De energietransitie in de gebouwde omgeving is simpel samen te vatten als het aanbod van duurzame energie, het vervoer daarvan en de uiteindelijke energiebehoefte bij alle woningen (inclusief opslag). Hierbij heeft de vraag naar energie van een bepaalde temperatuur en hoeveelheid een grote impact op het aanbod van bronnen, en vice versa. Een gebalanceerd systeem dat met alle onzekerheden berekend is op de ontwikkeling van vraag en aanbod, dat zou het ultieme doel moeten zijn.
Deze balans zorgt voor acceptabele investeringen in de woningen, maar ook voor een aanbod van energie dat betaalbaar is. Het lezen van het nieuws de afgelopen twaalf maanden laat aandacht voor deze balans beperkt zien. Wist je dat thermische energie uit oppervlaktewater (TEO) 40 procent van alle woningen van warmte kan voorzien? Ruim een kwart van alle woningen past vervolgens ook goed bij geothermie, vooral grote steden zijn kansrijk. Maar wacht, we hebben ook nog een berg restwarmte, dat kan ook meer dan een miljoen woningen verwarmen. Tel er nog een berg warmtepompen, lokale warmteprojecten en waterstof bij op en we hebben meer dan genoeg warmte voor onze behoefte.
Het gaat vooral over het aanbod van specifieke warmte van een bepaalde temperatuur dat vervolgens gepast wordt op de woningen met te weinig aandacht voor de vraag naar deze energie. Dit is zowel bij warmtepompen als collectieve hoog temperatuur warmtenetten zichtbaar. Niet voor niets wordt er bij warmtepompen door Techniek NL gepleit voor een erkenning voor installateurs om in aanmerking te komen voor de ISDE subsidie. In de praktijk gaat het nog te vaak fout, met installaties die niet passen bij de woning of simpelweg slecht zijn geïnstalleerd.

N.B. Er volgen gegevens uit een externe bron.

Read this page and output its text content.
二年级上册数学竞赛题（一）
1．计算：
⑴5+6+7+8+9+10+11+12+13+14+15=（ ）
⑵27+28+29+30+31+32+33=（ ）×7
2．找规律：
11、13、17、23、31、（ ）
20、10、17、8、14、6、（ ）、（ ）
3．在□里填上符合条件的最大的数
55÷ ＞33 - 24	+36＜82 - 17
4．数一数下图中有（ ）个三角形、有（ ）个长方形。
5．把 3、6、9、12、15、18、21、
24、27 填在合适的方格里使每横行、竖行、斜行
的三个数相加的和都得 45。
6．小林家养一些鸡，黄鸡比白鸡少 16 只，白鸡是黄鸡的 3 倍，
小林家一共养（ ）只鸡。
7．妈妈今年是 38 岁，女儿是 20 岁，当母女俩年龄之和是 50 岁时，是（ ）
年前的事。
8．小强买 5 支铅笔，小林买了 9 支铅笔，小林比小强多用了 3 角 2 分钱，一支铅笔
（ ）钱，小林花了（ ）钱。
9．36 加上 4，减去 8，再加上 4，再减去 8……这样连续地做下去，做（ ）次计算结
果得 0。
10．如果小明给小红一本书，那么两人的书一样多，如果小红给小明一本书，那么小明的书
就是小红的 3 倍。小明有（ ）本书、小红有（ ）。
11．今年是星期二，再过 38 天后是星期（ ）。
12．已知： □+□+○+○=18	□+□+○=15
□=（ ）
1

Maar wat als dit fout gaat met een warmteoptie op grote schaal? In dit artikel wil ik me richten op de groep die vaker de kwaliteit van woningen nu en in de toekomst onderschat: de collectieve warmtenetten van hogere temperatuur. Met hogere temperatuur wordt bedoeld: alle warmtenetten vanaf 70 graden aanlevertemperatuur. Ik proef vooral bij deze ontwikkelingen speculeren op slechter geïsoleerde woningen.

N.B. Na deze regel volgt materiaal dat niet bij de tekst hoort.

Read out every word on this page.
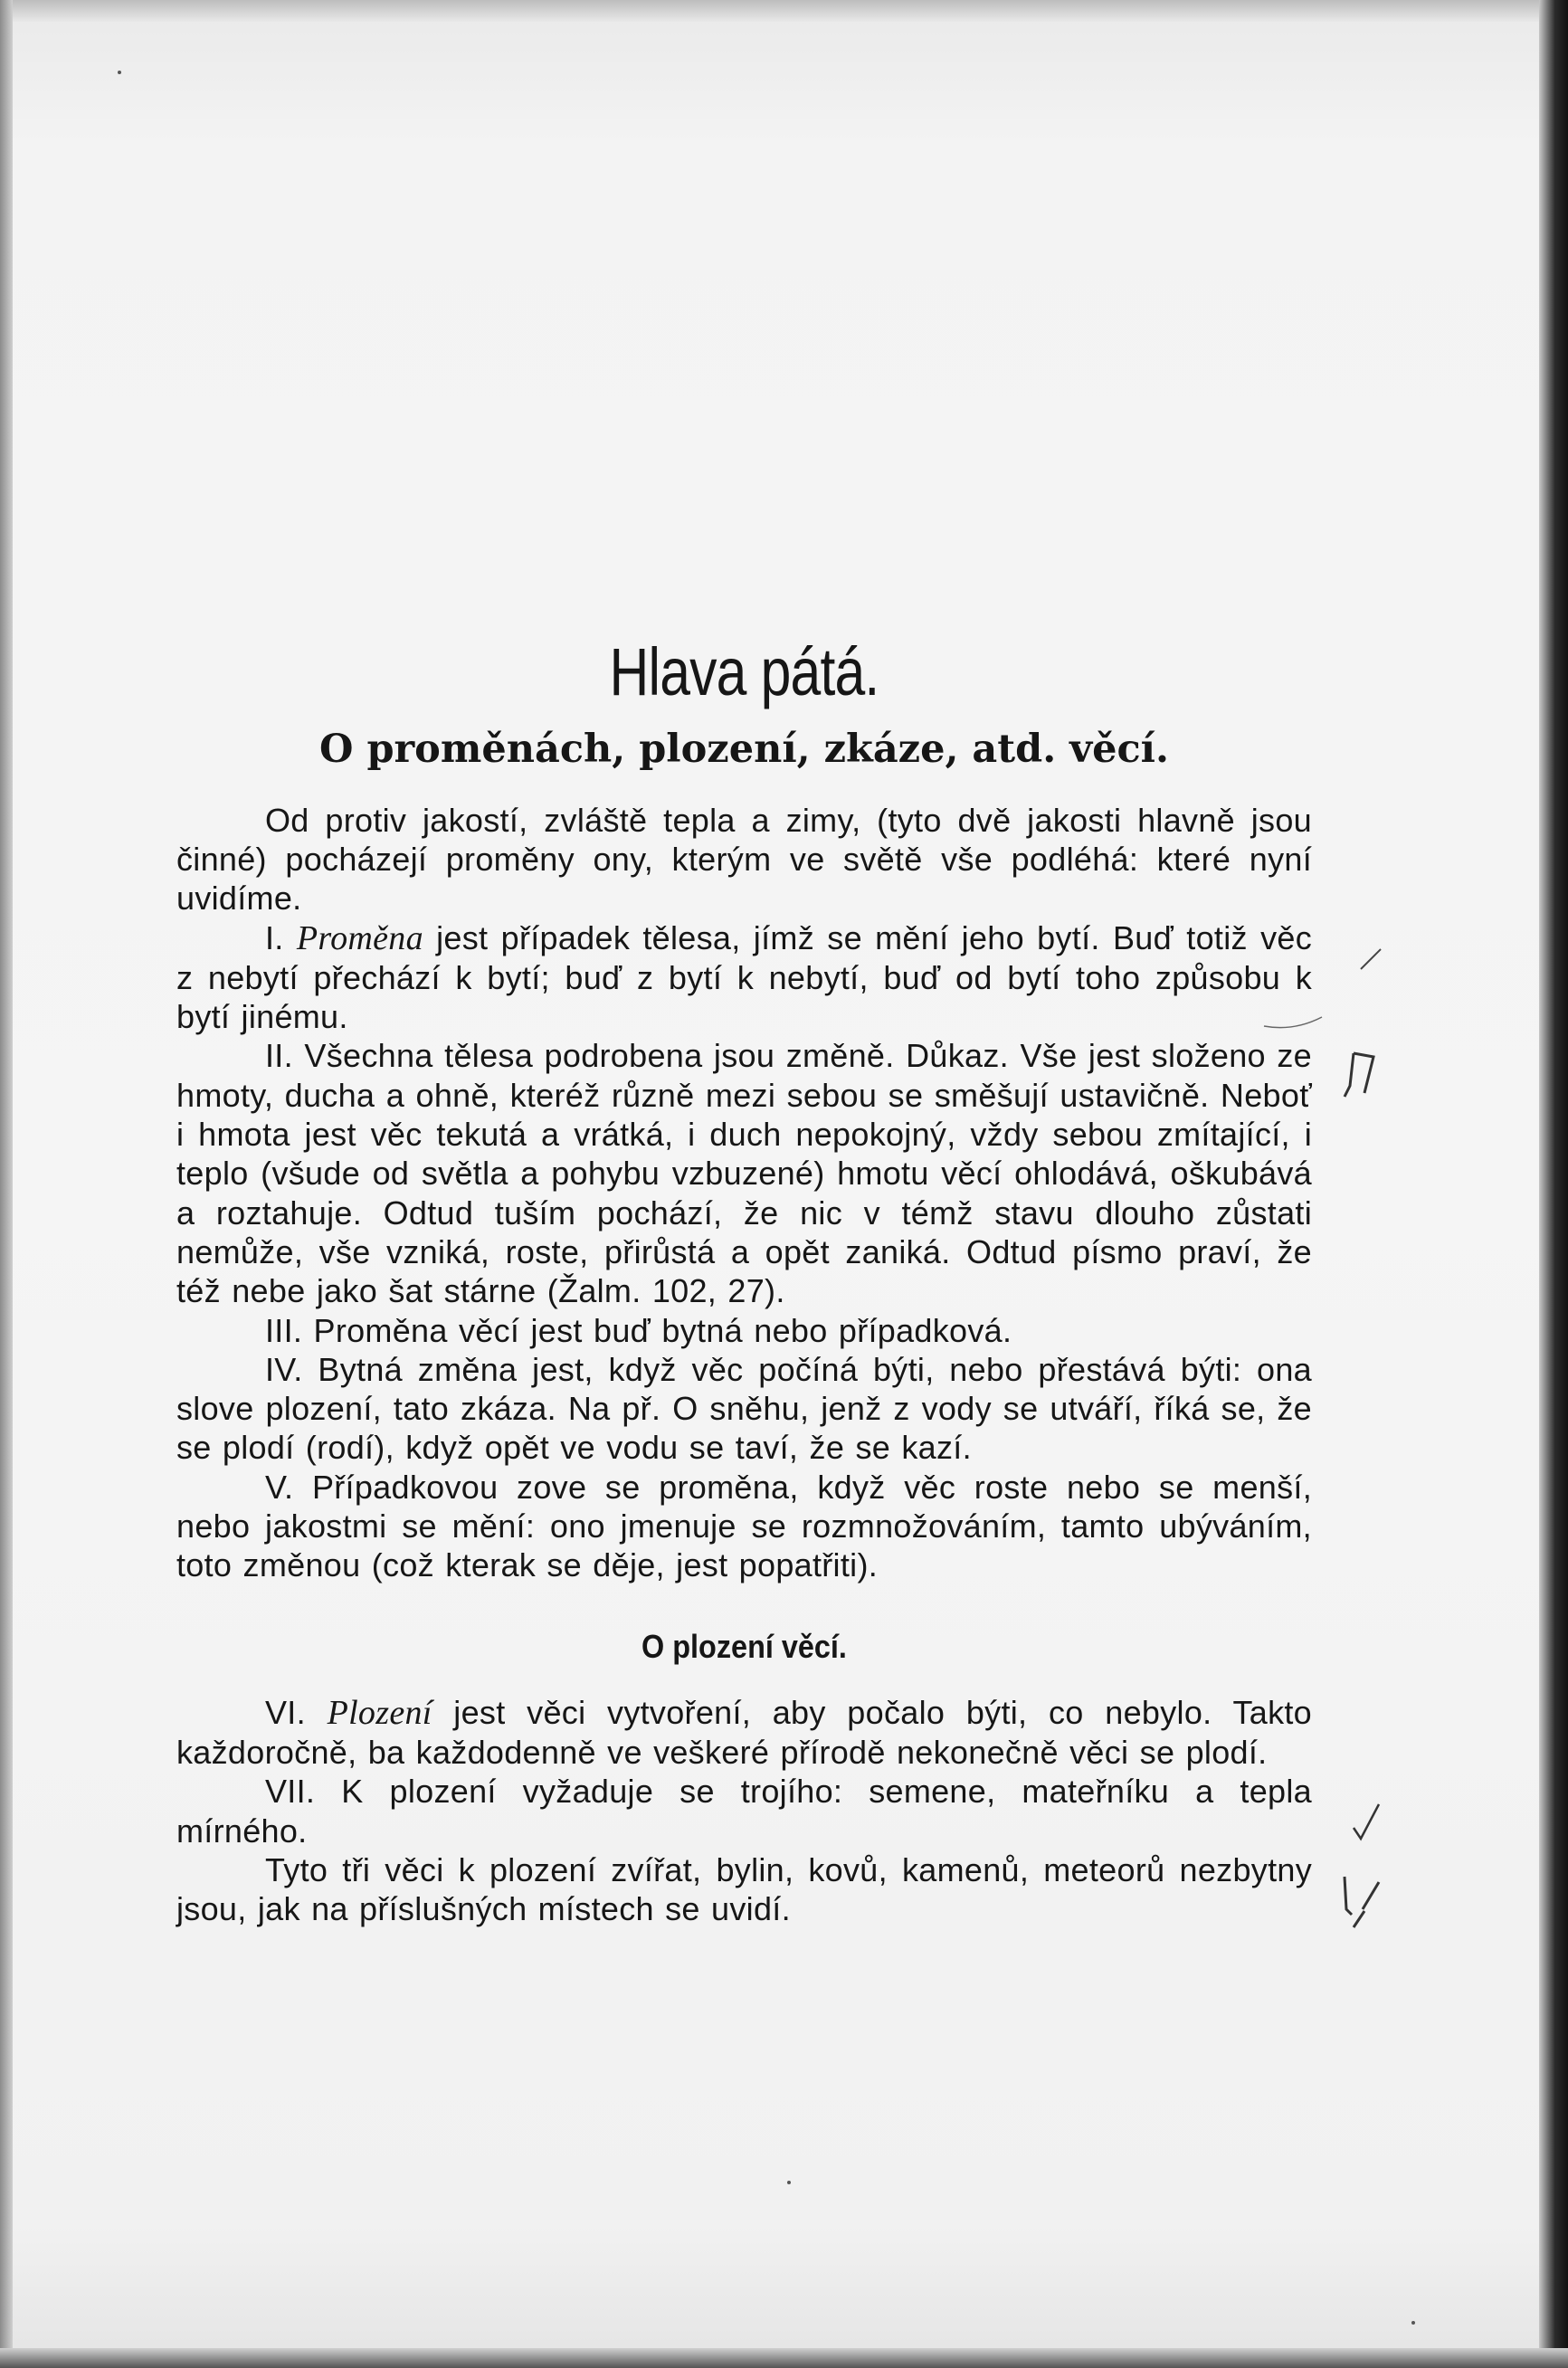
Hlava pátá.
O proměnách, plození, zkáze, atd. věcí.

Od protiv jakostí, zvláště tepla a zimy, (tyto dvě jakosti hlavně jsou činné) pocházejí proměny ony, kterým ve světě vše podléhá: které nyní uvidíme.

I. Proměna jest případek tělesa, jímž se mění jeho bytí. Buď totiž věc z nebytí přechází k bytí; buď z bytí k nebytí, buď od bytí toho způsobu k bytí jinému.

II. Všechna tělesa podrobena jsou změně. Důkaz. Vše jest složeno ze hmoty, ducha a ohně, kteréž různě mezi sebou se směšují ustavičně. Neboť i hmota jest věc tekutá a vrátká, i duch nepokojný, vždy sebou zmítající, i teplo (všude od světla a pohybu vzbuzené) hmotu věcí ohlodává, oškubává a roztahuje. Odtud tuším pochází, že nic v témž stavu dlouho zůstati nemůže, vše vzniká, roste, přirůstá a opět zaniká. Odtud písmo praví, že též nebe jako šat stárne (Žalm. 102, 27).

III. Proměna věcí jest buď bytná nebo případková.

IV. Bytná změna jest, když věc počíná býti, nebo přestává býti: ona slove plození, tato zkáza. Na př. O sněhu, jenž z vody se utváří, říká se, že se plodí (rodí), když opět ve vodu se taví, že se kazí.

V. Případkovou zove se proměna, když věc roste nebo se menší, nebo jakostmi se mění: ono jmenuje se rozmnožováním, tamto ubýváním, toto změnou (což kterak se děje, jest popatřiti).

O plození věcí.

VI. Plození jest věci vytvoření, aby počalo býti, co nebylo. Takto každoročně, ba každodenně ve veškeré přírodě nekonečně věci se plodí.

VII. K plození vyžaduje se trojího: semene, mateřníku a tepla mírného.

Tyto tři věci k plození zvířat, bylin, kovů, kamenů, meteorů nezbytny jsou, jak na příslušných místech se uvidí.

Slecht geïsoleerde woningen als uitgangspunt?
Even een stapje terug. Wat is de isolatiekwaliteit van die 7,8 miljoen Nederlandse woningen? Voor een deel is dit in te schatten op basis van het bouwjaar. Inzoomen op het bouwjaar laat zien dat 75 procent van de Nederlandse woningen voor 1980 is gebouwd. Met de eerste echt minimale isolatie-eisen uit het bouwbesluit van 1982 kunnen we concluderen dat onze woningvoorraad zo lek als een mandje is.

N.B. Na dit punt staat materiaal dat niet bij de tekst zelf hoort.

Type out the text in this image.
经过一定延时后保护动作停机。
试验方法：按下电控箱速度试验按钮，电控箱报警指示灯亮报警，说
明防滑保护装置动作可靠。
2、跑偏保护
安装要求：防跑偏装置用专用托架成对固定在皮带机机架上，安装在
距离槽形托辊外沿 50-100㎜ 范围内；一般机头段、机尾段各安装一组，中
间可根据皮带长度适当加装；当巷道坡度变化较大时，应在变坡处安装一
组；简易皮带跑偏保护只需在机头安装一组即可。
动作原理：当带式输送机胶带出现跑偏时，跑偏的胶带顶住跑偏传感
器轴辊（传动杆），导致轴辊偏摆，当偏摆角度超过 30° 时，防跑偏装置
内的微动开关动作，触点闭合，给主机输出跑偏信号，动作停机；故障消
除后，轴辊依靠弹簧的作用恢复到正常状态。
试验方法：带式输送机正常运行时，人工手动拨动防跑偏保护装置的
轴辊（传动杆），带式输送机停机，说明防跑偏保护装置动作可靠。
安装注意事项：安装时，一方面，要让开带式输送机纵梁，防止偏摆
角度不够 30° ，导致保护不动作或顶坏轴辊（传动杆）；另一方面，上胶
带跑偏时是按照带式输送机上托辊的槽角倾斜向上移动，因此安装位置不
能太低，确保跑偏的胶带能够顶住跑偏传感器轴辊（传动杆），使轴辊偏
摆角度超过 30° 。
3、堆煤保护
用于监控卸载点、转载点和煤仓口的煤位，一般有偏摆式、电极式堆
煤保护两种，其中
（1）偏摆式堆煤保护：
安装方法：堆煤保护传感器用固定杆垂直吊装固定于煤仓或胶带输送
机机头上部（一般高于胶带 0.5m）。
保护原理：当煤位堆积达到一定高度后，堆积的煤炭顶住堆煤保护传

Dit bouwjaar wordt gretig gebuikt in de vele warmtetransitievisies en plannen voor de eerste aardgasvrije wijken. Soms wordt daarbij nog wel rekening gehouden met het huidige energielabel, hoe beperkt deze gegevens ook zijn, om tot een inschatting te komen van de isolatiegraad van de woningvoorraad. Een combinatie met de verbruiksgegevens van de netbeheerder maakt al snel het plaatje compleet. Maar is dit echt voldoende basis om verstandige beslissingen te kunnen maken over de toekomstige warmtebron en onderliggende business case? Ik vraag het me af.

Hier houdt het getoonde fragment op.